To sum up, Web3 is defined by its promoters as the anti-model of Web 2.0. So, I have to talk to you about Web 2.0.

Return to Web 2.0

Web 2.0 is a concept forged in the mid-2000s, which covers the web as we still know it today. It makes it possible to distinguish in the history of the web the rise in importance of the interaction of Internet users via platforms, whether they are social networks or e-commerce sites.

And one of the consequences of the rise of platforms is the loss of control of Internet users over their personal data.

On the contrary, the Web3, according to its promoters, would allow users to regain control of their data thanks to a more decentralized architecture. And on web governance.

In short, the Web3 is a possible future internet where all data and all content is stored on blockchains, tokenized, managed and accessible on distributed networks in order to democratize the internet.

And how would that be possible? Well, thanks to the … blockchain.

Because yes, with NFTs for example, everyone would become an actor and owner of the web.

Because yes, with new communities based on these virtual microproperties, decisions could be taken jointly between micro actors, without taking into account the interests of GAFAM.

Because yes, with the use of the blockchain, the operating rules would be known to all, available to all.

However, the idea of ​​a decentralized web is not new. The success of peer-to-peer technology a few years ago showed that decentralization worked. But BitTorrent and eMule have since almost disappeared. Blame it on piracy.

“You do not have the Web3”

“Platforms and applications will not be owned by a central player, but by users, who will gain their share of ownership by contributing to the development and maintenance of these services”, prophesies Gavin Wood, the main promoter of the concept.

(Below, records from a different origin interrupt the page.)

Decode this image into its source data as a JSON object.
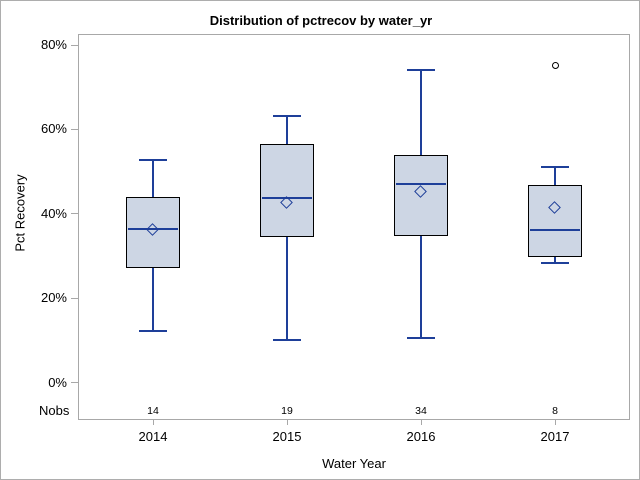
{
  "title": "Distribution of pctrecov by water_yr",
  "colors": {
    "box_fill": "#cdd6e4",
    "box_border": "#000000",
    "line": "#1e3f99",
    "frame": "#a8a8a8",
    "tick": "#a8a8a8",
    "outlier": "#000000",
    "text": "#000000"
  },
  "chart_data": {
    "type": "boxplot",
    "title": "Distribution of pctrecov by water_yr",
    "xlabel": "Water Year",
    "ylabel": "Pct Recovery",
    "nobs_label": "Nobs",
    "categories": [
      "2014",
      "2015",
      "2016",
      "2017"
    ],
    "nobs": [
      14,
      19,
      34,
      8
    ],
    "boxes": [
      {
        "category": "2014",
        "n": 14,
        "whisker_low": 12.3,
        "q1": 27.2,
        "median": 36.3,
        "mean": 36.1,
        "q3": 44.0,
        "whisker_high": 52.8,
        "outliers": []
      },
      {
        "category": "2015",
        "n": 19,
        "whisker_low": 10.1,
        "q1": 34.5,
        "median": 43.8,
        "mean": 42.5,
        "q3": 56.5,
        "whisker_high": 63.2,
        "outliers": []
      },
      {
        "category": "2016",
        "n": 34,
        "whisker_low": 10.6,
        "q1": 34.7,
        "median": 47.1,
        "mean": 45.1,
        "q3": 53.9,
        "whisker_high": 74.1,
        "outliers": []
      },
      {
        "category": "2017",
        "n": 8,
        "whisker_low": 28.4,
        "q1": 29.7,
        "median": 36.1,
        "mean": 41.4,
        "q3": 46.8,
        "whisker_high": 51.0,
        "outliers": [
          75.1
        ]
      }
    ],
    "yticks": [
      0,
      20,
      40,
      60,
      80
    ],
    "ytick_labels": [
      "0%",
      "20%",
      "40%",
      "60%",
      "80%"
    ],
    "ylim": [
      -8.9,
      82.6
    ],
    "grid": false,
    "legend": false,
    "mean_marker": "open-diamond",
    "outlier_marker": "open-circle"
  }
}
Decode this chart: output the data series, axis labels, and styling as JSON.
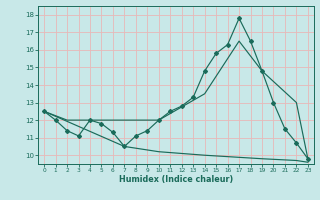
{
  "xlabel": "Humidex (Indice chaleur)",
  "bg_color": "#c8e8e8",
  "grid_color": "#e8b8b8",
  "line_color": "#1a6b5a",
  "xlim": [
    -0.5,
    23.5
  ],
  "ylim": [
    9.5,
    18.5
  ],
  "xticks": [
    0,
    1,
    2,
    3,
    4,
    5,
    6,
    7,
    8,
    9,
    10,
    11,
    12,
    13,
    14,
    15,
    16,
    17,
    18,
    19,
    20,
    21,
    22,
    23
  ],
  "yticks": [
    10,
    11,
    12,
    13,
    14,
    15,
    16,
    17,
    18
  ],
  "line1_x": [
    0,
    1,
    2,
    3,
    4,
    5,
    6,
    7,
    8,
    9,
    10,
    11,
    12,
    13,
    14,
    15,
    16,
    17,
    18,
    19,
    20,
    21,
    22,
    23
  ],
  "line1_y": [
    12.5,
    12.0,
    11.4,
    11.1,
    12.0,
    11.8,
    11.3,
    10.5,
    11.1,
    11.4,
    12.0,
    12.5,
    12.8,
    13.3,
    14.8,
    15.8,
    16.3,
    17.8,
    16.5,
    14.8,
    13.0,
    11.5,
    10.7,
    9.8
  ],
  "line2_x": [
    0,
    2,
    4,
    10,
    14,
    17,
    19,
    22,
    23
  ],
  "line2_y": [
    12.5,
    12.0,
    12.0,
    12.0,
    13.5,
    16.5,
    14.8,
    13.0,
    9.8
  ],
  "line3_x": [
    0,
    7,
    10,
    14,
    19,
    22,
    23
  ],
  "line3_y": [
    12.5,
    10.5,
    10.2,
    10.0,
    9.8,
    9.7,
    9.6
  ]
}
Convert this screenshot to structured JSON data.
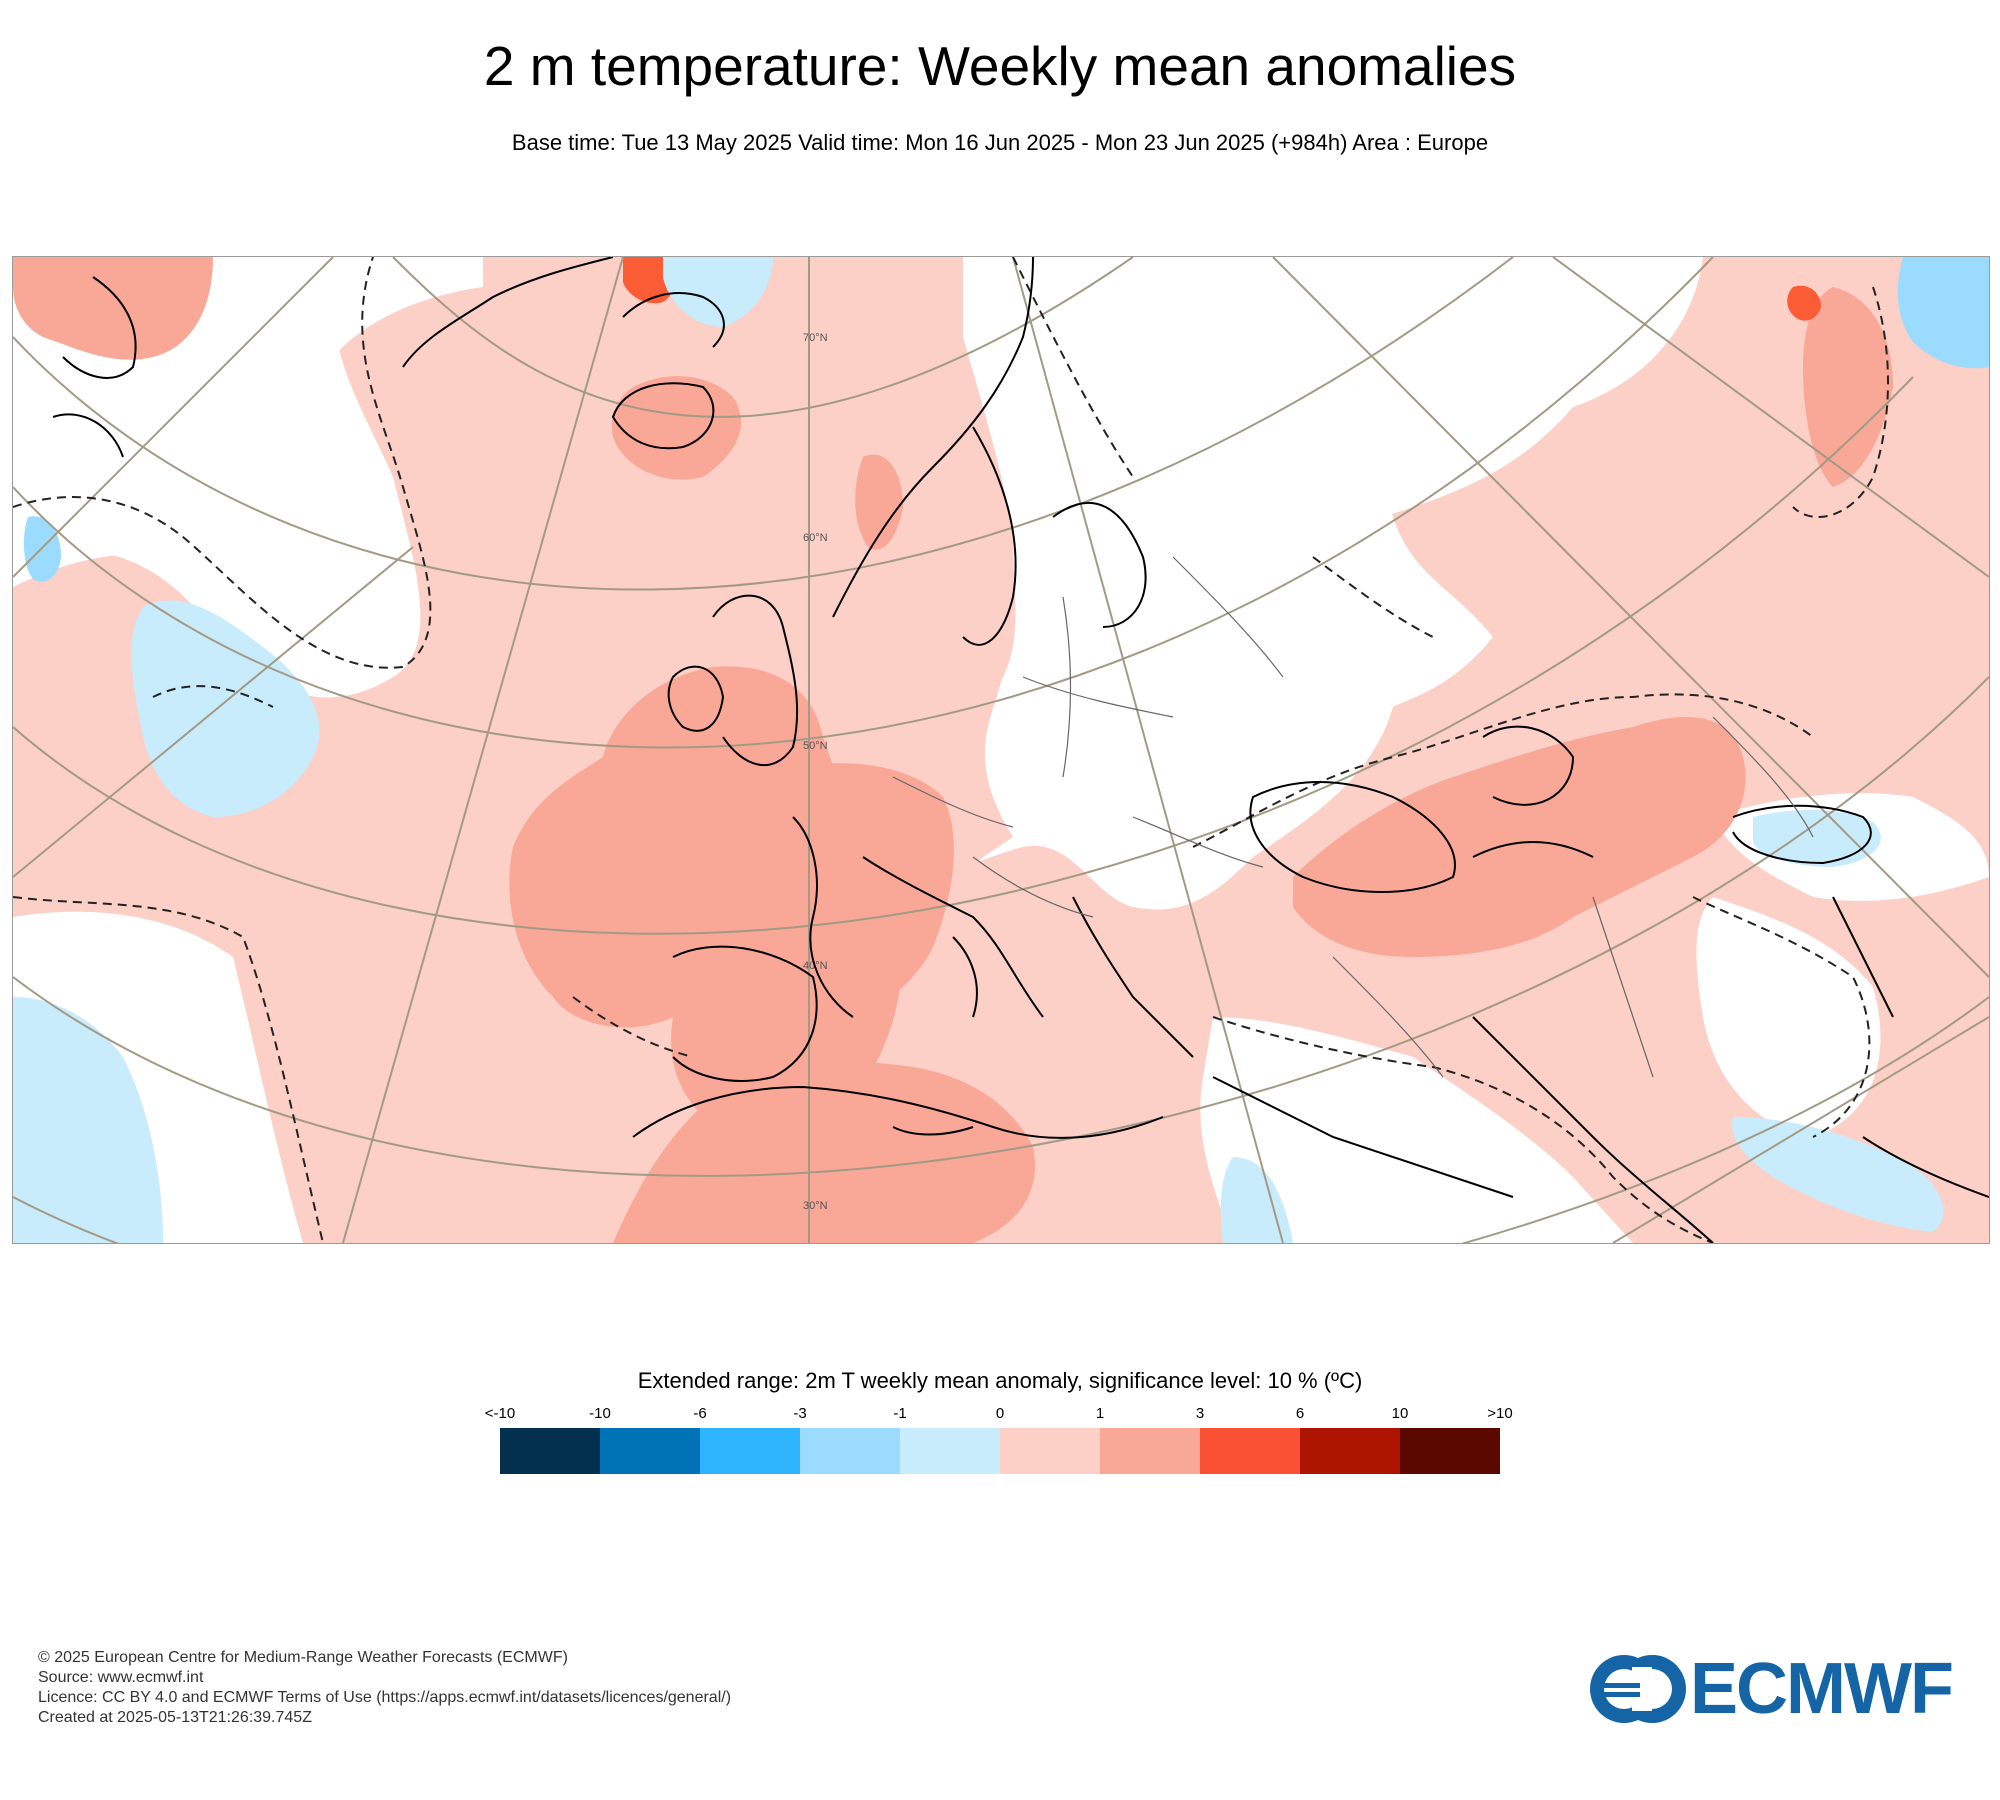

Hence the scathing remark of Jack Dorsey, ex-boss of Twitter, about Web3: “you don’t own Web3,” he says. “Venture capitalists own the web. “

And the fact that much of the “decentralization” in the Web3 world relies on the Amazon Web Services cloud also seems to prove him right. Because it is one thing to have web services based on blockchain and tokenization. It is quite another to replace existing infrastructure.